Mais, par delà le parallélisme des méthodes, il y a surtout la recherche des mécanismes communs. La loi de l’intériorisation progressive des conduites et de la motilité n’est qu’un exemple de cette convergence. Il faut y ajouter surtout les lois intéressant l’organisation et l’équilibre progressifs.

Malgré les complications successives du système nerveux, on observe, en effet, une évidente continuité fonctionnelle entre les formes les plus simples et les types les plus évolués d’organisation. Des appareils phylogénétiquement les plus élémentaires (cellules neuro-musculaires des invertébrés inférieurs, puis cellules sensibles, cellules motrices et ganglion connecteur) aux plus spécialisés, l’évolution nerveuse résulte de différenciations graduelles au sein de totalités déjà organisées et d’intégrations subordonnant les appareils antérieurs aux nouveaux venus ; elle assure ainsi à chaque étape d’intégration, une plasticité plus grande dans les adaptations au milieu extérieur. Une telle image s’applique exactement au développement de l’intelligence elle-même, c’est-à-dire au système de toutes les liaisons débutant avec le contact perceptivo-moteur et s’achevant avec les mécanismes opératoires les plus mobiles. Dans les deux cas, les systèmes nouveaux ne se superposent pas simplement aux anciens, mais en procèdent par composition des éléments différenciés, pour englober ensuite ces systèmes antérieurs en une subordination intégrative d’ensemble ; et dans les deux cas chaque structuration nouvelle marque un accord plus étroit entre l’organisation interne et l’efficacité des actions exercées sur le milieu extérieur, sans que l’on puisse jamais dissocier de façon exclusive la part des influences externes et celle de l’organisation.

Ce serait donc une vue un peu courte que de faire de la maturation la cause unique de tout le développement, alors qu’elle est elle-même une résultante, et non pas un facteur indépendant.
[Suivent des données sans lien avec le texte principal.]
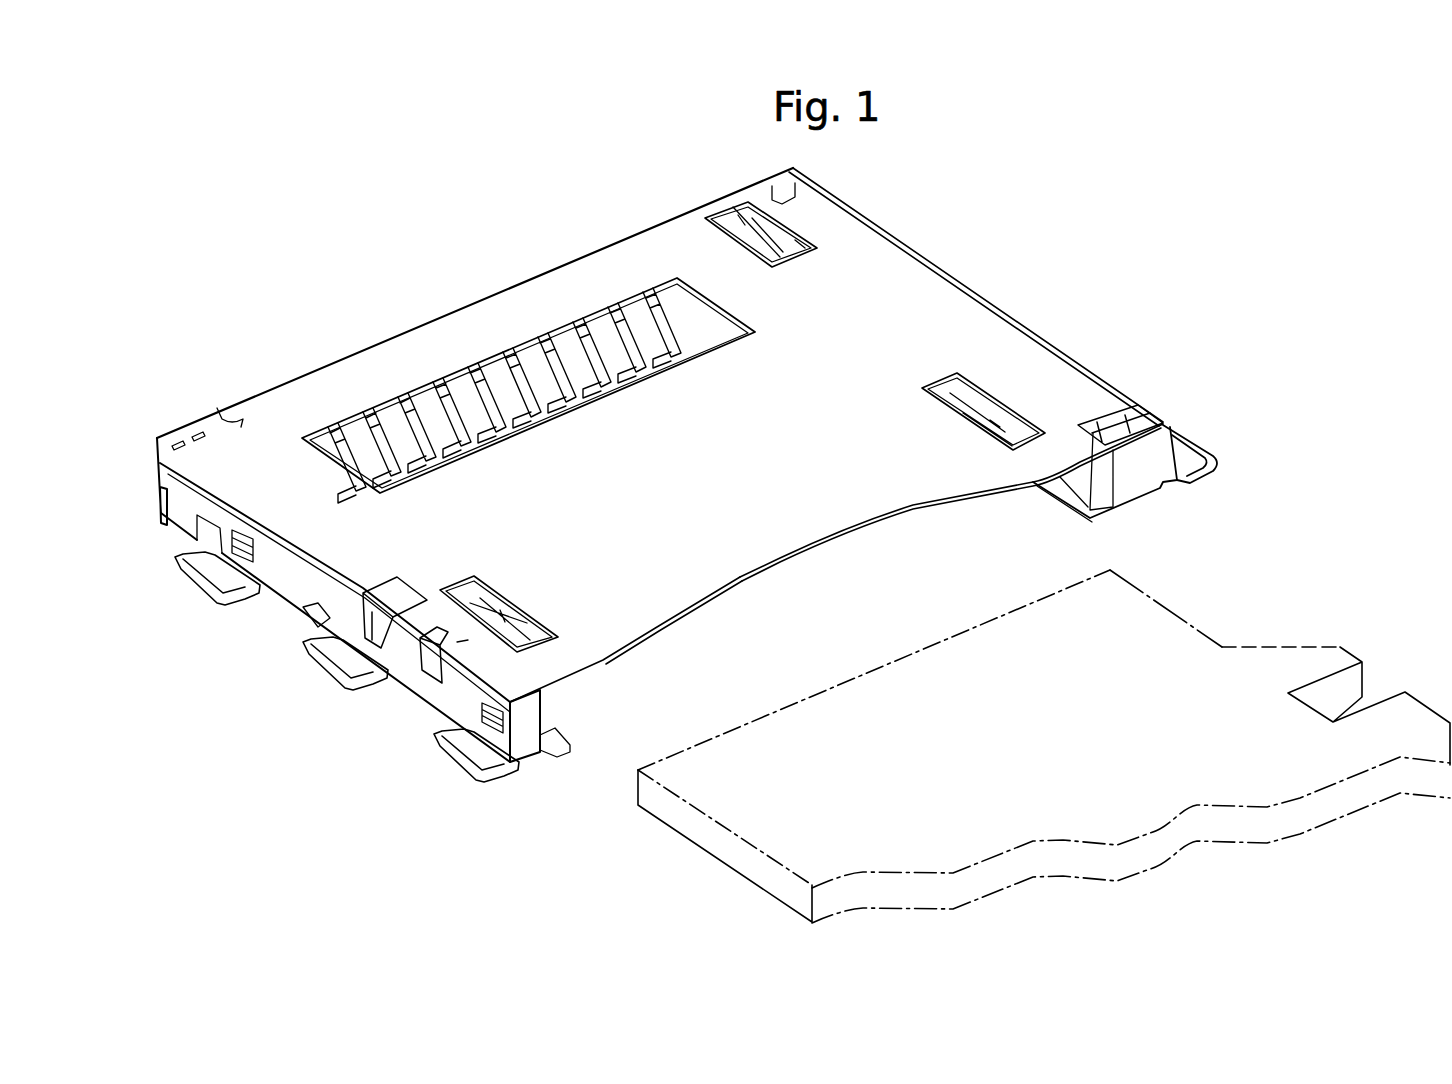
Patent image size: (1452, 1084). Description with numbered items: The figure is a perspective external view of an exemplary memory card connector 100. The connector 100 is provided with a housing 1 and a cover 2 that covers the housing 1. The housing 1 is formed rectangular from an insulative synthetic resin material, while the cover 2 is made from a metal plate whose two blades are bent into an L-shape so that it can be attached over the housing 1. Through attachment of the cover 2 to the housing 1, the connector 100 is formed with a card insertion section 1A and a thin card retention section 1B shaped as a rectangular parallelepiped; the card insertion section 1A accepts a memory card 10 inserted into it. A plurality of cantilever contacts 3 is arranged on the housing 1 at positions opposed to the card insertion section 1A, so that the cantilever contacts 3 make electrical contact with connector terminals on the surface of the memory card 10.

The connector 100 is at (286, 269).
The housing 1 is at (180, 427).
The card insertion section 1A is at (895, 542).
The card retention section 1B is at (670, 628).
The cover 2 is at (963, 317).
The cantilever contact 3 is at (590, 221).
The memory card 10 is at (698, 827).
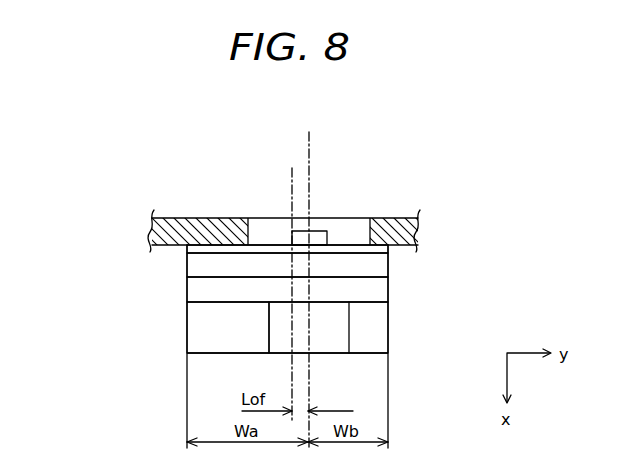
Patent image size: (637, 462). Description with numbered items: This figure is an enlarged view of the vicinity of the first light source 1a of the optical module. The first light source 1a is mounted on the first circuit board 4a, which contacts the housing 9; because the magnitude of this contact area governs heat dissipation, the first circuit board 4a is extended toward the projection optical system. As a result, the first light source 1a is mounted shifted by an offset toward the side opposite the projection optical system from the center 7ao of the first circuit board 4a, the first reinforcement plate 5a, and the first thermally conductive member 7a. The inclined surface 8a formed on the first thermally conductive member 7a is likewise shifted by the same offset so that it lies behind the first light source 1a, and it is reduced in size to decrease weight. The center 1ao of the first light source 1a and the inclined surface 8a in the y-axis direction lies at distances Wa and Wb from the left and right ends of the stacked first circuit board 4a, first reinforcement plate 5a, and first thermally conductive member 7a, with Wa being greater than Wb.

The housing 9 is at (399, 246).
The first light source 1a is at (315, 230).
The center of the first light source and the inclined surface 1ao is at (309, 149).
The center of the first circuit board, first reinforcement plate, and first thermall 7ao is at (292, 185).
The first circuit board 4a is at (192, 249).
The first reinforcement plate 5a is at (195, 267).
The first thermally conductive member 7a is at (195, 323).
The inclined surface 8a is at (338, 322).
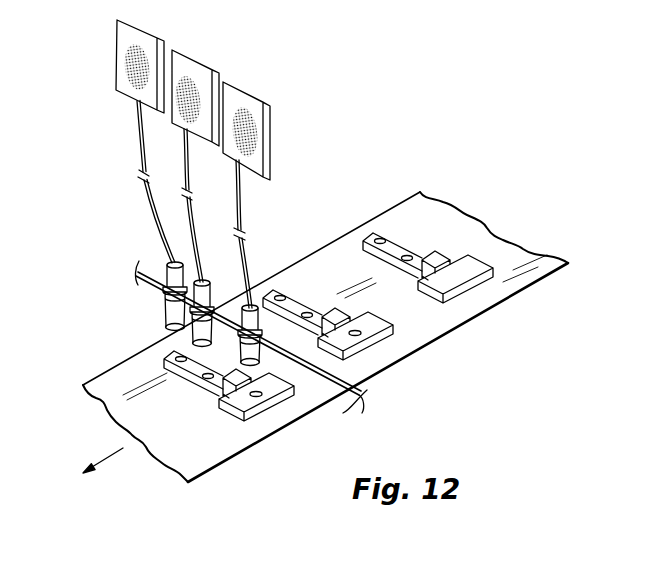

L’embryogénie ne se réduit pas, chacun l’accorde aujourd’hui, à une simple répétition héréditaire de la phylogénie, mais elle est caractérisée à son tour par certaines lois d’équilibre et d’organisation qui déterminent la maturation elle-même (neuro-biotaxie, etc.). Il y a ainsi des lois communes aux développements neurologique et psychologique, qui expriment les conditions d’une équilibration progressive et ces lois sont plus importantes que celles de la maturation puisqu’elles les englobent à titre de cas particulier. À cet égard, le passage du rythme aux régulations et de celles-ci aux coordinations réversibles domine toute la formation de l’intelligence 15 comme il semble exprimer les principales étapes de l’évolution nerveuse ; l’accroissement progressif de la réversibilité n’est pas autre chose, en effet, que le caractère essentiel de toute équilibration. Une telle formule ne constitue, certes, qu’une grossière approximation, mais c’est dans cette direction, croyons-nous, qu’une synthèse réelle pourra être trouvée entre les données neurologiques, les données psychologiques et les structures construites sur le plan déductif par la logique et les mathématiques.